The rain did not deter anyone. Not one person did I see leave the rally when it rained.

As we waited, there was occasional singing and chanting, most of hoi lo, "open the road". After an hour, I shuffled forwards to the end of Jardine's Bazaar, opposite the Sogo department store. It had taken two hours to complete a walk that normally takes about eight minutes. The patience and restraint of the marchers was notable. There was no anger or outbursts of frustration, the chanting was firm but not raucous. Everyone waited until we could move on again.

Once on Hennessy Road, we speeded up to a crawl. There were still unexplained pauses. I passed the Canal Road Flyover around 18:30 and could walk at a normal pace when I reached admiralty, an hour and a quarter later. I reached Statue Square about 20:00 and left to catch a bus.

My bus home passed over the Canal Road Flyover about 20:30 and there was a collective gasp from the passengers as we saw the road still filled with marchers, close packed, stretching back as far as we could see towards Causeway Bay.

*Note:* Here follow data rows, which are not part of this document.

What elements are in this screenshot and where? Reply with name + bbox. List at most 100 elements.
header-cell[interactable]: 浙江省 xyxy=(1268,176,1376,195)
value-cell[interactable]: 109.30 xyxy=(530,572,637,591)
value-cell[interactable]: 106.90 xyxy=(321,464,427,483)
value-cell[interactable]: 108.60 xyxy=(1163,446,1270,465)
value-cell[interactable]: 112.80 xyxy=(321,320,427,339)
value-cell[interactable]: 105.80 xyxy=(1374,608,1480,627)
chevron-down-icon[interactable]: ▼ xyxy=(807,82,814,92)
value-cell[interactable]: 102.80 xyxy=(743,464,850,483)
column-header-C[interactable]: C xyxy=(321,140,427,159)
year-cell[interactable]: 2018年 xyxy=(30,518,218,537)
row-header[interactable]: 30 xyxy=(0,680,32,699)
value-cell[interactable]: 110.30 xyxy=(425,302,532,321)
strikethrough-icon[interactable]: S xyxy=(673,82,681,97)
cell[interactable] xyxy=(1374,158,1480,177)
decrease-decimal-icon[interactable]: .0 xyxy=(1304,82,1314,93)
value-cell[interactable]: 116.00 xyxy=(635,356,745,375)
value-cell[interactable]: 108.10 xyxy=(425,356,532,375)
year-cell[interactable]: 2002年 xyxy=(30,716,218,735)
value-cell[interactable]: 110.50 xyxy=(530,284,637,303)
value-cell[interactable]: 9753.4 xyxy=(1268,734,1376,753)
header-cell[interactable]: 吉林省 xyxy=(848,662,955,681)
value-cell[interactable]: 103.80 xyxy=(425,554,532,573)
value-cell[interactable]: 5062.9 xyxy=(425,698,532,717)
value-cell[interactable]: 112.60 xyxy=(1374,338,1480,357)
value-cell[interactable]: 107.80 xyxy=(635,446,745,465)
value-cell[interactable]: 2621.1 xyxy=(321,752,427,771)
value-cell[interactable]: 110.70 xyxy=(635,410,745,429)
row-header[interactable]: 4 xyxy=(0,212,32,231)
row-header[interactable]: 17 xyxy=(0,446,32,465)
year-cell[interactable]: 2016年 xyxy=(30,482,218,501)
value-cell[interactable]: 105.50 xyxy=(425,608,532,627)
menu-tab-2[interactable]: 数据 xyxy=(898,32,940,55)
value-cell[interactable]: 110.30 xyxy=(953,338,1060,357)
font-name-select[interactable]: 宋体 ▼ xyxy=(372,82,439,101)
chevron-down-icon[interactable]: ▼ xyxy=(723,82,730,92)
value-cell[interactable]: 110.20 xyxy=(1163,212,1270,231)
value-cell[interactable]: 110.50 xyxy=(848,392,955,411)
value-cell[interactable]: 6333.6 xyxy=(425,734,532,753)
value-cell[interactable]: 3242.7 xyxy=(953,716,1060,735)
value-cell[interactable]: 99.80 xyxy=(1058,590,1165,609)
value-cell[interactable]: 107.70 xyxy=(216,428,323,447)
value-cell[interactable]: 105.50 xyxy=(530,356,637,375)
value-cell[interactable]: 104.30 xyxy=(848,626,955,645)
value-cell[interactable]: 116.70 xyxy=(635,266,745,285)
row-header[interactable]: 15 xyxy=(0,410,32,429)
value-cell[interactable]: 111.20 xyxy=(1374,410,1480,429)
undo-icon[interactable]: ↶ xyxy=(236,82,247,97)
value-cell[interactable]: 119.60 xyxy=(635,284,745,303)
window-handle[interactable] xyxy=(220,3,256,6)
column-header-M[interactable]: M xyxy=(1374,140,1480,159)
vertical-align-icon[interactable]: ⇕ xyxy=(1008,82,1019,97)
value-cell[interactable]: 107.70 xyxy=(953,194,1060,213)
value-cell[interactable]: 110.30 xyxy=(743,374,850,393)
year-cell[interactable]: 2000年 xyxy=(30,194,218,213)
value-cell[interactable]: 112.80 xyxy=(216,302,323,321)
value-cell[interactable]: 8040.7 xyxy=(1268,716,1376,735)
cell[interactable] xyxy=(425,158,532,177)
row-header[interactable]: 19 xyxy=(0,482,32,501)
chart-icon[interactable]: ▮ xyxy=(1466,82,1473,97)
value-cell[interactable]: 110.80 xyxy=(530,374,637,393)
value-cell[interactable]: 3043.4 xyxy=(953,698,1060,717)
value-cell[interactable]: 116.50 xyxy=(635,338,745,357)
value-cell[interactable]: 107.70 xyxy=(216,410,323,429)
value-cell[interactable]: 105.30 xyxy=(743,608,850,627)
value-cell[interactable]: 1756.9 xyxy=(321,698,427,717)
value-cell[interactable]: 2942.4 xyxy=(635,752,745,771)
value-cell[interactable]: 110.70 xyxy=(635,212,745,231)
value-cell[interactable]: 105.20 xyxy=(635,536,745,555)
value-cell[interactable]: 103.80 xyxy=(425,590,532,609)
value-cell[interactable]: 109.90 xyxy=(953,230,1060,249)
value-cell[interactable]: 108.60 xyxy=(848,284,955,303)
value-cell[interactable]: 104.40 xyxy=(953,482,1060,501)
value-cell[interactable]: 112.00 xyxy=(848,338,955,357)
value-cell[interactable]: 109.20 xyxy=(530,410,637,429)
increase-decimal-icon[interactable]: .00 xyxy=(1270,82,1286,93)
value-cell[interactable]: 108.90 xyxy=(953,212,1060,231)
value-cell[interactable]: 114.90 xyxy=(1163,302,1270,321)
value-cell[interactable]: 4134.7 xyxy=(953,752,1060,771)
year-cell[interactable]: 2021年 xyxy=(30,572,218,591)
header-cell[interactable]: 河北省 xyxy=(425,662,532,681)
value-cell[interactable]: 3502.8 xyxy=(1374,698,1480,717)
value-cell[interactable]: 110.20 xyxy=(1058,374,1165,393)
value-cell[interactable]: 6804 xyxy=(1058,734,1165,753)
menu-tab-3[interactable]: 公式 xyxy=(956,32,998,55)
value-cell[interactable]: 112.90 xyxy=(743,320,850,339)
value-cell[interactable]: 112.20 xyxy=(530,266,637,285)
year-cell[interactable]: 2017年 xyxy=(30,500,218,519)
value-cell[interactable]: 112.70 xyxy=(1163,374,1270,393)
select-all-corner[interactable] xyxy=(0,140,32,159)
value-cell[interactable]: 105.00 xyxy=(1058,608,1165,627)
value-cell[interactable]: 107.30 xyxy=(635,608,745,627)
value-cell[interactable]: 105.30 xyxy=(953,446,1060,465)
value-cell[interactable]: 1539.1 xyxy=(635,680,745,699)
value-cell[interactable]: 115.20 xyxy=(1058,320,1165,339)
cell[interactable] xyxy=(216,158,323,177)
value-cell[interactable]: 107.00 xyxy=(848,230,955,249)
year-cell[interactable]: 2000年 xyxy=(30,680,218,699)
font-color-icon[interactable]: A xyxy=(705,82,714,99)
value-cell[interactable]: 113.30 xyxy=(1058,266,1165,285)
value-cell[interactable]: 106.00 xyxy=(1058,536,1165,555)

How big was the march? The crowd was close-packed as far as I could see, which was not very far. We were told by the podium, before we started, that we had filled all the football pitches and spilled over to fill the lawn in Victoria Park. According to the South China Morning Post's (SCMP) timeline, the head of the march reached Pacific Place about 16:56, when I was still alongside the Regal Hotel in Causeway Bay, and the last marchers left the park around 19:20.

The organisers claimed 510,000 participants, the Police estimated that 92,000 left Victoria Park, I assume by their designated exit. The University of Hong Kong’s public opinion programme estimate was "between 154,000 and 172,000". My personal estimate is 200,000, based on the time it took me to complete the route (4 hours), the route length (3.7Km), the duration of people leaving Victoria Park (15:23 to 19:20, i.e. 3 hours 57 minutes) and the density of people around me (4 per m2). I would regard this as a lower limit, as it does not take account of those who took other exits from Victoria Park, or those who joined without entering the park.

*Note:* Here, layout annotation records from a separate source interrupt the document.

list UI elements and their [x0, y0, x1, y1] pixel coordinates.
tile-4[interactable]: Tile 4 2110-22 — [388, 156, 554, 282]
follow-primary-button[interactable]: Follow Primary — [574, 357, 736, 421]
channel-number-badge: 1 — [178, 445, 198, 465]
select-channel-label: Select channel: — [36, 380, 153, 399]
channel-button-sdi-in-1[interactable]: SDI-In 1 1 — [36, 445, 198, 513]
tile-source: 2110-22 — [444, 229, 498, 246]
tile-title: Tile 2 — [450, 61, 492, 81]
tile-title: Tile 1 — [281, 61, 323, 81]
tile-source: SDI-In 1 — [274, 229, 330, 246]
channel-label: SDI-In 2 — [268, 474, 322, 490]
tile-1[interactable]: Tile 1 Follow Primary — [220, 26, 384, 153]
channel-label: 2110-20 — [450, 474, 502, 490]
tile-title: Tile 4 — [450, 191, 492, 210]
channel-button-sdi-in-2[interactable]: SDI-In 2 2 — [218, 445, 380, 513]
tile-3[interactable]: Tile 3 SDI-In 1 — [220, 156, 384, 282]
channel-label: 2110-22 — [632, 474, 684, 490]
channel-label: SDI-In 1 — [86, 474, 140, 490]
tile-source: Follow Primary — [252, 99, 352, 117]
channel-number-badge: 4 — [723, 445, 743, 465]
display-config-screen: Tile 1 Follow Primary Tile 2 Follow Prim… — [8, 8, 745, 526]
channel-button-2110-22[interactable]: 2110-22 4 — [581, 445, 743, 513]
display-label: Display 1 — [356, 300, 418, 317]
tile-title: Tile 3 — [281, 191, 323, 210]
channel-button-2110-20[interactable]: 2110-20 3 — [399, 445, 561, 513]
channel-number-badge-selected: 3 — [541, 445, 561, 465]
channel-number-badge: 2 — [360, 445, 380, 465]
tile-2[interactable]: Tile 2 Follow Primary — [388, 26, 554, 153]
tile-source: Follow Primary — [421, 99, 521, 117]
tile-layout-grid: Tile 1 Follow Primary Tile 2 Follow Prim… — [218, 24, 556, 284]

The rally was remarkably peaceful. Hundreds of thousands of people coming together for a protest and proceeding patiently from the beginning to the end. The rally was scheduled to end at midnight, a few hundred activists stayed in Chater Road as deliberate civil disobedience, but even the reports of this show no violent tendencies. They sat, arms linked until their target, 8am, then unlinked their arms. Police say 511 were arrested on suspicion of illegal assembly. Protesters say Police used unnecessary force in arresting them. To complete the catalogue of disorder and violence, a Policeman was pushed over, a protester was pushed over, a metal barrier was pushed into a bus, a bystander was accused of attacking another bystander. Police did not use pepper spray, water cannon or riot gear. For a crowd that size, the violence was insignificant.

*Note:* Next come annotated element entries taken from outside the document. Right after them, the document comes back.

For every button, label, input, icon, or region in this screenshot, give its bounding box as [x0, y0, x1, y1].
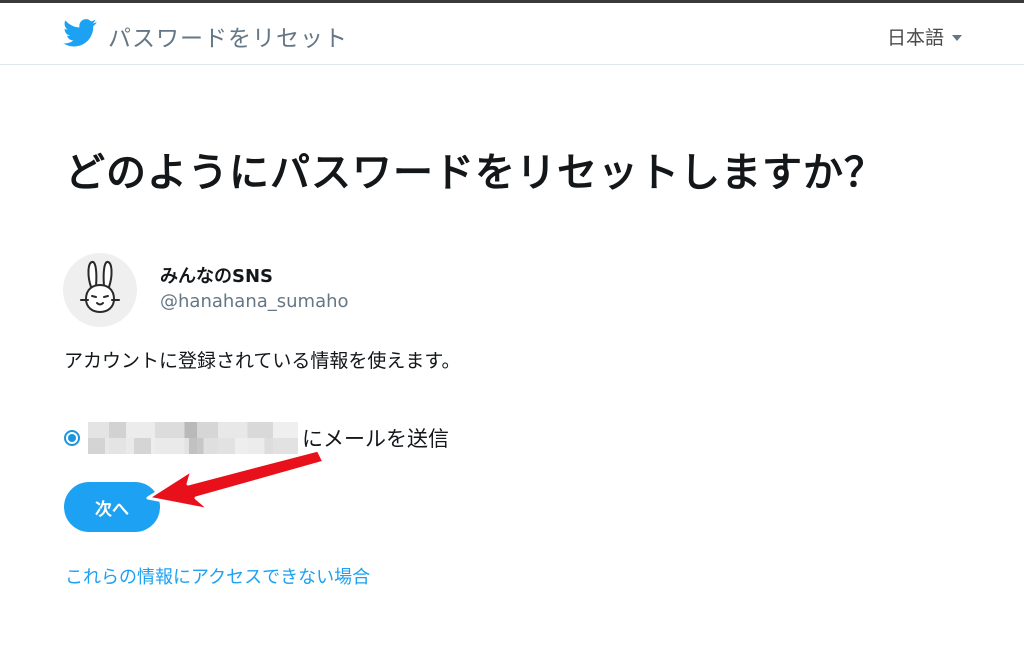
account-handle: @hanahana_sumaho	[160, 291, 349, 312]
page-header-title: パスワードをリセット	[108, 26, 348, 52]
caret-down-icon	[952, 35, 962, 41]
instruction-text: アカウントに登録されている情報を使えます。	[64, 350, 461, 372]
email-option-label: にメールを送信	[302, 427, 449, 451]
account-display-name: みんなのSNS	[160, 266, 273, 287]
cannot-access-info-link[interactable]: これらの情報にアクセスできない場合	[65, 563, 370, 589]
twitter-bird-icon	[63, 19, 97, 47]
rabbit-avatar-icon	[80, 261, 120, 313]
page-title: どのようにパスワードをリセットしますか？	[65, 150, 885, 196]
email-option[interactable]: にメールを送信	[64, 420, 449, 456]
email-option-radio[interactable]	[64, 430, 80, 446]
avatar	[63, 253, 137, 327]
language-label: 日本語	[886, 27, 944, 49]
masked-email-address	[88, 422, 298, 454]
next-button[interactable]: 次へ	[64, 482, 160, 532]
language-selector[interactable]: 日本語	[887, 23, 962, 50]
top-bar: パスワードをリセット 日本語	[0, 3, 1024, 65]
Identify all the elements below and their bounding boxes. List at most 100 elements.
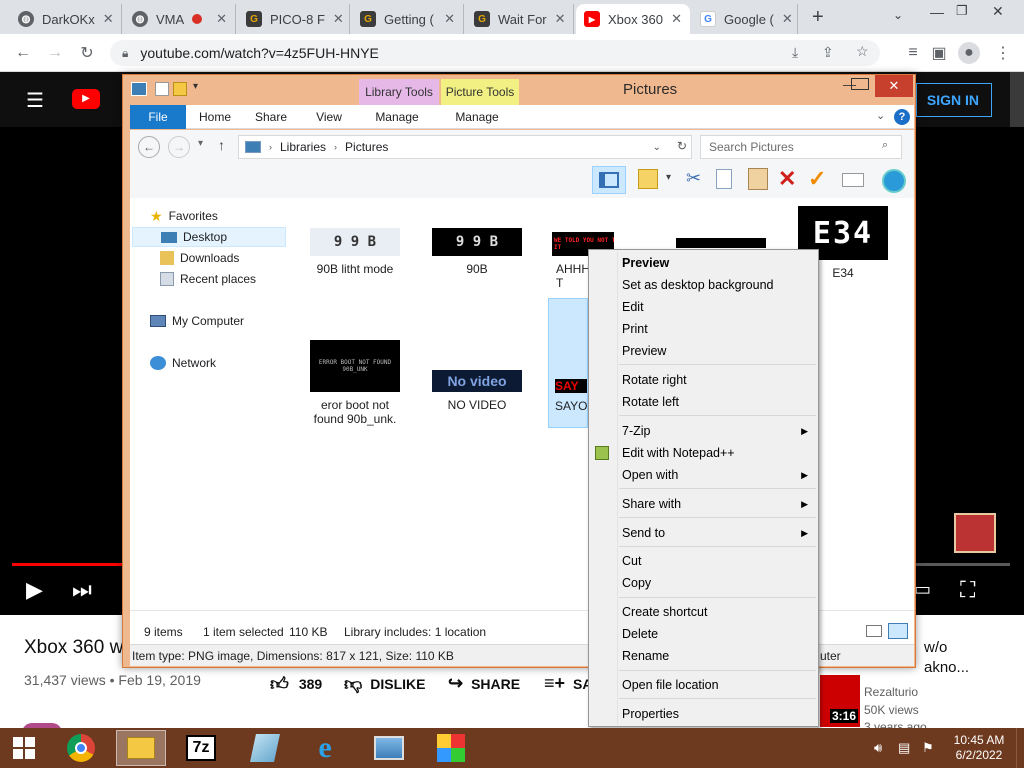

Hong Kong has demonstrated again that it can do large-scale peaceful protest, demanding that the promises made by Beijing in the Basic Law are fulfilled. It is time for the Government to unveil a compromise proposal. Personally, open public nomination would be ideal, but any method of nomination that would allow a full range of candidates, from radical-democratic, through moderate to radical-pro-Beijing, would be acceptable. My "litmus test" would be Leung Kwok-hung ("Long Hair") or another member of the League of Social Democrats being nominated. Not that I would vote for them, or expect many people to vote for them, but so that we get a choice between all the options.

Hong Kong is like a handful of sand. The more Beijing tries to tighten its grip, the more sand escapes through its fingers.